Si l'on fait un examen rapide des forces et du programme du Front National et dans la mesure où il l'appliquerait, ce dont on peut douter, car il est rigoureusement inapplicable en l'état., la réponse est non; voyons pourquoi:
Quel programme?
1) Il veut sortir La France de l'Europe et de l'Euro , alors qu'ils
sont les conditions de sa survie économique et politique
dans
un monde globalisé.
2) Il veut rétablir la peine de mort, alors que celle-ci est
inconciliable avec les principes même du droit libéral et
des droits de l'homme: tout homme a le droit de se racheter
après
avoir purgé sa peine, si on le considère comme un
être
libre ce qui, du reste justifie sa responsabilité et la
sanction
pour laquelle il est condamné.
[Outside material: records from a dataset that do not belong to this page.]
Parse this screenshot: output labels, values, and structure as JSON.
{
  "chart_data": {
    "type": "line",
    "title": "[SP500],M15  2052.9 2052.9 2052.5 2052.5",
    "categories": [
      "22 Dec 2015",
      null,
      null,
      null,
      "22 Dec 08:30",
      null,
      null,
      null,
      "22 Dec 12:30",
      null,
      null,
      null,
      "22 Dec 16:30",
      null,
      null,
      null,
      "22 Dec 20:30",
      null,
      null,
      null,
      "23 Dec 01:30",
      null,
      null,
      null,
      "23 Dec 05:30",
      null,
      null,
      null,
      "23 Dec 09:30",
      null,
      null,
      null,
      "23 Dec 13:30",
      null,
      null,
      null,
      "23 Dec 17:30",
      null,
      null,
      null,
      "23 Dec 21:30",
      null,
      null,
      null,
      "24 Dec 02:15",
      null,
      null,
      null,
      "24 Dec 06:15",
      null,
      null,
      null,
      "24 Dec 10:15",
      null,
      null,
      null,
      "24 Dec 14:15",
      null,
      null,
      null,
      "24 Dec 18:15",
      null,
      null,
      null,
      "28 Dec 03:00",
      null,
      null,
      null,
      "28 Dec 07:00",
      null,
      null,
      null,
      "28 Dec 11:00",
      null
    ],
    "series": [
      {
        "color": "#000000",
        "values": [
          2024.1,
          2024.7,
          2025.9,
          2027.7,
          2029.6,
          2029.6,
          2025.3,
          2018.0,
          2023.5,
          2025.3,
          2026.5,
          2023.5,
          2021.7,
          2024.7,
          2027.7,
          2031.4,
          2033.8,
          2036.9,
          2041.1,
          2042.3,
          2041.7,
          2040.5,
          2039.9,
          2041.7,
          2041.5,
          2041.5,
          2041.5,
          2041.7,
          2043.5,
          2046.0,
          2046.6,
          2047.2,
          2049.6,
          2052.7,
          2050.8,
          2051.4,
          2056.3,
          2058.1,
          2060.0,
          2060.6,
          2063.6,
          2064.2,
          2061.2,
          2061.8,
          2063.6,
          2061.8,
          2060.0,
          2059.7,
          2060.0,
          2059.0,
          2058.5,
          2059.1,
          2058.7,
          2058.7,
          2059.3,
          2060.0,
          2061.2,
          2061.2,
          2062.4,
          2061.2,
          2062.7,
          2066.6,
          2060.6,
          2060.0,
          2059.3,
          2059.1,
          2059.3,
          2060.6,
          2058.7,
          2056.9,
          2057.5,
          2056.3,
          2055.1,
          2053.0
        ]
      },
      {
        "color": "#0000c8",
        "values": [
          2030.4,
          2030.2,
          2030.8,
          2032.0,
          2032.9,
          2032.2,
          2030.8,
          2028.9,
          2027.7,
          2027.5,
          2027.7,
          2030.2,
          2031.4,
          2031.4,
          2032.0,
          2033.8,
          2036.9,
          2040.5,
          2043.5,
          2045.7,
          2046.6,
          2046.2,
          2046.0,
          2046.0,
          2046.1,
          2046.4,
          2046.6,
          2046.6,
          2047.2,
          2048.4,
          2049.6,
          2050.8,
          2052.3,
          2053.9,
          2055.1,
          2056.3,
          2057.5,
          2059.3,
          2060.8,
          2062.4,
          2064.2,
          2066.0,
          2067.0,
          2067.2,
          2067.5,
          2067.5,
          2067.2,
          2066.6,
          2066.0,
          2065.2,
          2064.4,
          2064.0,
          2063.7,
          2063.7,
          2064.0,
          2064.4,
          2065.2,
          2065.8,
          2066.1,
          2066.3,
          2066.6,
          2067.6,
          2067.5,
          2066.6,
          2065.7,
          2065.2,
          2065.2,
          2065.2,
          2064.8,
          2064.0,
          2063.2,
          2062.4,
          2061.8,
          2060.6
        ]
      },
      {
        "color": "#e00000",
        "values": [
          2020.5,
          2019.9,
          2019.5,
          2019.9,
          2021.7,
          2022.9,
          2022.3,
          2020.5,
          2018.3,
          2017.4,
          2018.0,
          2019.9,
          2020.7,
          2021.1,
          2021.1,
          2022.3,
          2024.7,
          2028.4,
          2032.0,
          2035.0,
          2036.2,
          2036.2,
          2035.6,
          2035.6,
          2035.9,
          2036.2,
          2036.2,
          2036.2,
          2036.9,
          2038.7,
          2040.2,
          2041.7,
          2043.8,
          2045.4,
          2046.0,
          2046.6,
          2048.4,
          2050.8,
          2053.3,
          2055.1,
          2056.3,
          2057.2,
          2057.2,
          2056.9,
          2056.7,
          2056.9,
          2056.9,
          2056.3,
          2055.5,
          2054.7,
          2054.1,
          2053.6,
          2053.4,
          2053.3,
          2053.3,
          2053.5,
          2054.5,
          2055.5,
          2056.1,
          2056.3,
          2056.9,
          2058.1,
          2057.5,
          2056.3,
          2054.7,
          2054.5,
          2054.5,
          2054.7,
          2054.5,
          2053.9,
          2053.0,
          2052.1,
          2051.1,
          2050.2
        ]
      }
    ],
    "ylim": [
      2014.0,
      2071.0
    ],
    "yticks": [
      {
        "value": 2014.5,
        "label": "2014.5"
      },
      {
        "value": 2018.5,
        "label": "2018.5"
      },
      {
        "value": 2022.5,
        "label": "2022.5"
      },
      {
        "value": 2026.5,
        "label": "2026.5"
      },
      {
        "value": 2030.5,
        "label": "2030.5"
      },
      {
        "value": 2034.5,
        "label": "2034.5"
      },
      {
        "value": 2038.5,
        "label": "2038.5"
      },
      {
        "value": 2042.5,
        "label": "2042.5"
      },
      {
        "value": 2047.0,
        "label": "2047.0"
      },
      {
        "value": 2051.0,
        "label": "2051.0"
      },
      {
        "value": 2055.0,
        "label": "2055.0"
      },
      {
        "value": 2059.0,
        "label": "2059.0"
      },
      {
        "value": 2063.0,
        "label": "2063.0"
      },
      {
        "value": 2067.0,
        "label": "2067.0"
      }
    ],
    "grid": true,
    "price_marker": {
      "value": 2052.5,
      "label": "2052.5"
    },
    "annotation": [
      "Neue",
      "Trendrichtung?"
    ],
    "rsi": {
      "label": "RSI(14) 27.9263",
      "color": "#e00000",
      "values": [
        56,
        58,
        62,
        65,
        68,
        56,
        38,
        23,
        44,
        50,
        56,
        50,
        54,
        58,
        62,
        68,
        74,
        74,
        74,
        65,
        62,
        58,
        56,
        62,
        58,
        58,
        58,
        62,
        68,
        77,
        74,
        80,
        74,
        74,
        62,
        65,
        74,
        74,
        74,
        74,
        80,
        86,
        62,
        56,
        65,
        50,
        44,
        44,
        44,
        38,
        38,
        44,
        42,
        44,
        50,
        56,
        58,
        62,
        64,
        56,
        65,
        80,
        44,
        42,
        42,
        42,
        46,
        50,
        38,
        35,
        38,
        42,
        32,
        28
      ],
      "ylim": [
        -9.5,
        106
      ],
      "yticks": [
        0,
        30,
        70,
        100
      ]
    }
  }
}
En refusant la logique du droit
(libéral)
actuel, il mettra la France au ban des pays européens en
disqualifiant
radicalement sa voix et donc en ruinant son rôle et son influence
dans le monde.
3) Il revenir sur l’autorisation de l'avortement, sinon de la
contraception,
et inciter, sinon obliger par la menace, les femmes
à
renoncer à travailler (mais toute incitation est une menace
indirecte);
ce qui fait des femmes, statutairement, des mineures sociales aux
dépens
de l’égalité des droits des hommes et des femmes.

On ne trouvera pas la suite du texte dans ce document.